/ona_scraping

ONA17 Student Newsroom scraping project and D3 viz

Primary LanguageHTML

HUNDREDS OF D.C. TRIPADVISOR LISTINGS, VISUALIZED

With thousands of journalists flooding into the nation's capital, TripAdvisor data offers a snapshot of popular things to do in Washington, D.C.

The ONA Student Newsroom collected more than 600 attraction listings to see how their ratings and number of reviews correlated.

The bulk of the attractions we collected received ratings above 3 stars, with the average rating sitting at 4.26 stars, but the number of reviews for each attraction varied wildly. The median review count was 15, while the average came in at about 405 reviews, signaling heavy skewness in this metric because of a small number of widely-reviewed attractions.

How we did it

First, we found the location listings for Washington, D.C. on TripAdvisor's website and then pulled down all of the HTML for those pages on my computer for faster, local scraping. Once we compiled a list of some 600 locations to visit in Washington, D.C., we ran a BeautifulSoup script that grabbed the rating, number of reviews and establishment category in the HTML. The script compiled all of these individuals objects into a new json file that we used in the visualization.

With the data in hand, we created the data visualization using D3. The scatter plot shows possible ratings across the x-axis and number of reviews along the y-axis. One problem we faced was how to show attractions that had a widely varying amount of reviews — some attractions had 10 reviews, while others had more than a 1,000.  We controlled for this issue by using a logarithmic scale in D3, which exaggerates the lower, more dense ranges of the data and shrinks the more sparse upper ranges. The scatterplot has a bit of clustering of these data points, and there are more than 600 overall. We added a filter to the data to allow users to focus on what establishments have the most and highest ratings.

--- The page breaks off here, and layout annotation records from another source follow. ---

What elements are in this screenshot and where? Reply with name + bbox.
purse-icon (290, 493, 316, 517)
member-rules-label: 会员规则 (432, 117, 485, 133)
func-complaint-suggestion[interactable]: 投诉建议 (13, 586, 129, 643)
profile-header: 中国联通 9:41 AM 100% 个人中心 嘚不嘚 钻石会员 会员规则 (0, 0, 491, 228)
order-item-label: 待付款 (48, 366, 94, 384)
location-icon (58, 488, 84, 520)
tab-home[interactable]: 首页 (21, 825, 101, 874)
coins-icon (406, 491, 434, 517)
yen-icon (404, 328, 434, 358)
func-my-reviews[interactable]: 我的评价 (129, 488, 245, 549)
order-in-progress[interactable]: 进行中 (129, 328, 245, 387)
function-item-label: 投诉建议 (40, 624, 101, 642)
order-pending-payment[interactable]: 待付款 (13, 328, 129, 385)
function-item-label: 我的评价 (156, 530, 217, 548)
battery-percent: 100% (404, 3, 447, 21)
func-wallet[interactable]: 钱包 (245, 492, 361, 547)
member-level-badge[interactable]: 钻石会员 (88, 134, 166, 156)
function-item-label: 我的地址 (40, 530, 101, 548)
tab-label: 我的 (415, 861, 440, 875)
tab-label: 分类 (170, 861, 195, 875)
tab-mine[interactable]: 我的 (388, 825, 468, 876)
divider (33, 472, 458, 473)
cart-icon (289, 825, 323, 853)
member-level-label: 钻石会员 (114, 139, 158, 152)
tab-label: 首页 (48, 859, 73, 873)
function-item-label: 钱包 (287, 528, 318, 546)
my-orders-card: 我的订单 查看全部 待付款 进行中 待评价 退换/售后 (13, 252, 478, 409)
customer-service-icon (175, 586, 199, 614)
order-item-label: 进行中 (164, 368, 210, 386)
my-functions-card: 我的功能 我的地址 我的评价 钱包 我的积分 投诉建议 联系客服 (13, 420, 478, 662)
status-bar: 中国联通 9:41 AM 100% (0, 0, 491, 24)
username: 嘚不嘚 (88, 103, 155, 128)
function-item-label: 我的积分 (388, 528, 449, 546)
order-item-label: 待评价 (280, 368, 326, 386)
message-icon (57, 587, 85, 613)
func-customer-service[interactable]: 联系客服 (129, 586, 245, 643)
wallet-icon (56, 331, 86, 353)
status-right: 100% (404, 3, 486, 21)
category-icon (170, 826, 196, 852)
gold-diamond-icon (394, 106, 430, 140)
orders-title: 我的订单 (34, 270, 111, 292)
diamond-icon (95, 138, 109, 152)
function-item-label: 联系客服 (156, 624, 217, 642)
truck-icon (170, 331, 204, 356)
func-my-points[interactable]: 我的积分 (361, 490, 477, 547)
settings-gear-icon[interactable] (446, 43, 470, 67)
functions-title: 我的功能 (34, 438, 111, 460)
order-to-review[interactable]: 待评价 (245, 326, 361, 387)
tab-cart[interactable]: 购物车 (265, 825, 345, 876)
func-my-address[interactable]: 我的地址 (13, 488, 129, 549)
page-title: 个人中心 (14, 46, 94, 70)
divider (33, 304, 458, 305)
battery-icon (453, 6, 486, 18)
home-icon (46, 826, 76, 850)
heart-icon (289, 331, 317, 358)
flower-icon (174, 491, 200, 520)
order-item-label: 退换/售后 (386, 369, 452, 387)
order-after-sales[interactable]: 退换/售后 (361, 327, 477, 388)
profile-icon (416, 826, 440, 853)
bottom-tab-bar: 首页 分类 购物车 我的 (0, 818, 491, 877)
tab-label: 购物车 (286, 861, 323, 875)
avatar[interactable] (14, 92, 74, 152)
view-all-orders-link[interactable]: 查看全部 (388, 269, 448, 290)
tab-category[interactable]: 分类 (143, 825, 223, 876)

Using category data, we made the scatterplot color coded and filterable by establishment type, such as "Landmarks" or "Nightlife."

How you can use it

Visualizing this TripAdvisor data offers us a quick overview of some possibly interesting places in Washington, D.C. that tourists might not know about. It's more accessible than scrolling through more than 600 location listings. You choose the establishment type you want and isolate the data to just those listings. A tooltip allows you to tap on the point and get the name, rating and location of the place.

Caveats

This interactive pulls location, rating and review information from TripAdvisor, but there are other data sources that offer differing perspectives. It's only scanning what people who use TripAdvisor think are great or terrible places for tourism in Washington, D.C. The scraper did not pull all of the listings for every single thing to do in town. In the case of bars, it only grabbed the top 30 bars, according user reviews.

Due to several locations only having a handful of reviews, it's possible that their review ratings are somewhat inflated. This is somewhat evident due to the clustering of reviews between four and five stars. However, this highlights a possible problem with review sites -- reviews and ratings are only as reliable as the number and variety of reviews.